Mom was very close to her Mother, Grandma Isaly. They spoke on the phone every night - for hours. She was kind, unselfish and would do anything for the family. She made sure that Auntie, Elizabeth Abernethy, was well cared for and visited her at Wesley Glen frequently. They spoke on the phone daily. Ellen was like another sister in our house. She was always welcome, and Mom made sure that she and Anne did all sorts of things together just as though she was Anne's sister.

When I think about my Mother, as I often do, I think of how incredibly strong and unselfish she was. She sacrificed much of her life to make sure Anne and I were properly cared for. I think of the effort she made to make sure I succeeded with my paper route, the Boy Scouts, my jobs and sports. Not many people would have done this in those days as a single parent. We had a great relationship and she put up with my electrical projects, and all sorts of other things, but she never had to discipline me. This month, I am exactly the same age that she was when she passed away-I think she lived a very full and productive life, having influenced so many people, yet it was way too short.

From Ellen Isaly Clark:

ecause Aunt Betty always lived so close to us - we all lived in Upper Arlington - I grew up spending a lot of time with her, Anne and Ray. She played a tremendous role in my life, especially in encouraging me to go into teaching. I often think of how proud and excited she would be to know how far Anne has gone with her career in nursing education!
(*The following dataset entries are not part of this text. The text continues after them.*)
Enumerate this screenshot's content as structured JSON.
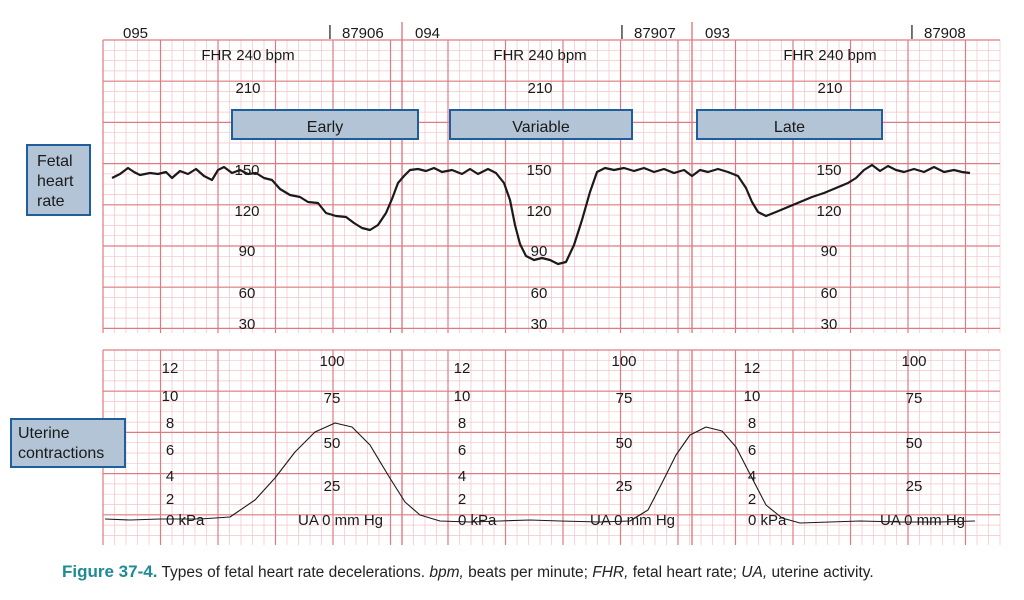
{
  "colors": {
    "grid_major": "#e07a82",
    "grid_minor": "#f4c3c7",
    "label_fill": "#b3c4d6",
    "label_stroke": "#1f5e9c",
    "trace": "#1a1a1a",
    "caption_accent": "#1f8a96"
  },
  "fhr_panel": {
    "side_label": [
      "Fetal",
      "heart",
      "rate"
    ],
    "segments": [
      {
        "id": "095",
        "number": "87906",
        "fhr": "FHR 240 bpm",
        "top_value": "210",
        "pattern": "Early",
        "scale": [
          "150",
          "120",
          "90",
          "60",
          "30"
        ]
      },
      {
        "id": "094",
        "number": "87907",
        "fhr": "FHR 240 bpm",
        "top_value": "210",
        "pattern": "Variable",
        "scale": [
          "150",
          "120",
          "90",
          "60",
          "30"
        ]
      },
      {
        "id": "093",
        "number": "87908",
        "fhr": "FHR 240 bpm",
        "top_value": "210",
        "pattern": "Late",
        "scale": [
          "150",
          "120",
          "90",
          "60",
          "30"
        ]
      }
    ]
  },
  "ua_panel": {
    "side_label": [
      "Uterine",
      "contractions"
    ],
    "segments": [
      {
        "kpa_scale": [
          "12",
          "10",
          "8",
          "6",
          "4",
          "2"
        ],
        "kpa_zero": "0 kPa",
        "mmhg_scale": [
          "100",
          "75",
          "50",
          "25"
        ],
        "mmhg_zero": "UA 0 mm Hg"
      },
      {
        "kpa_scale": [
          "12",
          "10",
          "8",
          "6",
          "4",
          "2"
        ],
        "kpa_zero": "0 kPa",
        "mmhg_scale": [
          "100",
          "75",
          "50",
          "25"
        ],
        "mmhg_zero": "UA 0 mm Hg"
      },
      {
        "kpa_scale": [
          "12",
          "10",
          "8",
          "6",
          "4",
          "2"
        ],
        "kpa_zero": "0 kPa",
        "mmhg_scale": [
          "100",
          "75",
          "50",
          "25"
        ],
        "mmhg_zero": "UA 0 mm Hg"
      }
    ]
  },
  "caption": {
    "number": "Figure 37-4.",
    "parts": [
      {
        "text": " Types of fetal heart rate decelerations. ",
        "italic": false
      },
      {
        "text": "bpm,",
        "italic": true
      },
      {
        "text": " beats per minute; ",
        "italic": false
      },
      {
        "text": "FHR,",
        "italic": true
      },
      {
        "text": " fetal heart rate; ",
        "italic": false
      },
      {
        "text": "UA,",
        "italic": true
      },
      {
        "text": " uterine activity.",
        "italic": false
      }
    ]
  }
}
Aunt Betty was the most devoted daughter to Gramma! Since Gramma never did learn to drive, Aunt Betty was her transportation until I was old enough to drive. We took wonderful trips all over the country together and traveled through Europe during the summer of 1964, after visiting the World's Fair in New York City.
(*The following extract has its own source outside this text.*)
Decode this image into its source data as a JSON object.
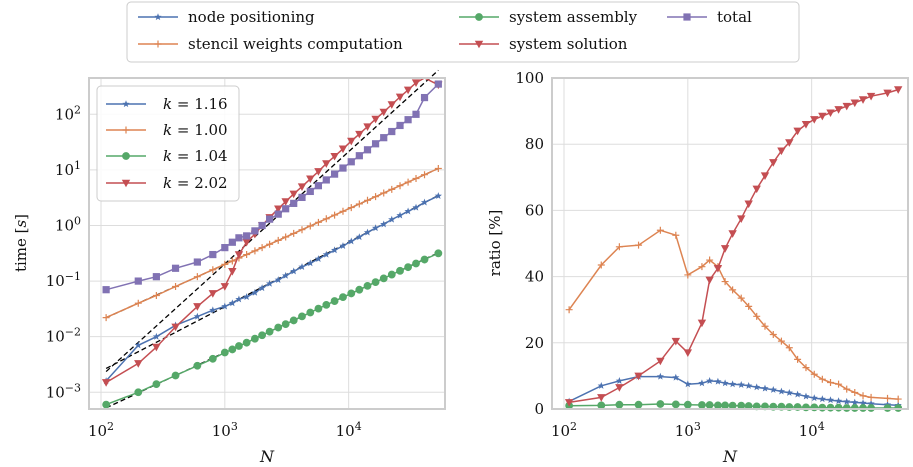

When I began my teaching career, Aunt Betty was my mentor. She was a beloved and highly respected sixth grade teacher at Tremont Elementary School, here in UA. I will always be grateful to her for the encouragement and counsel she gave to me when I was enduring my first years of teaching, under an insensitive and cruel principal. I think she played an important role in helping me make the move to the UA Schools, where I became a sixth grade teacher at Barrington, the school I had attended as a child, although she denied any credit for that. What fun it was to go to district sixth grade teacher meetings with Aunt Betty! She shared many of her techniques and ideas with me, and I credit her with any success I had as an educator. Not to be trite, but she truly was the wind beneath my wings ... always modest and humble, always willing to help me and any other teacher who needed her.

When Aunt Betty developed lymphoma, I thought my world would end. She was my mother figure at that time, and I was excitedly expecting Billy. She died at the end of May,1981, just three months before Billy was born. Even as she lay in the hospital, terribly ill, she asked Anne to go to the maternity store and get me a pretty nightie to wear when I went to the hospital to have my baby. When I opened it, I remember she hugged me, touched my tummy, and said, "I just can't wait to see if we have a boy or a girl!" We both knew she would never make it to September to see our baby. Bill and I decided that if we had a girl, we would name her "Elizabeth Isaly Clark," in honor of Aunt Betty and. I wore that nightie after Billy was born and I still have it; you see, even in her worst days, she was thinking not of herself, but of others.

I miss her every day. She raised her two wonderful children as a single mother and did a fabulous job. Both Anne and Ray have been very successful in their professions and have wonderful children. She would be so proud!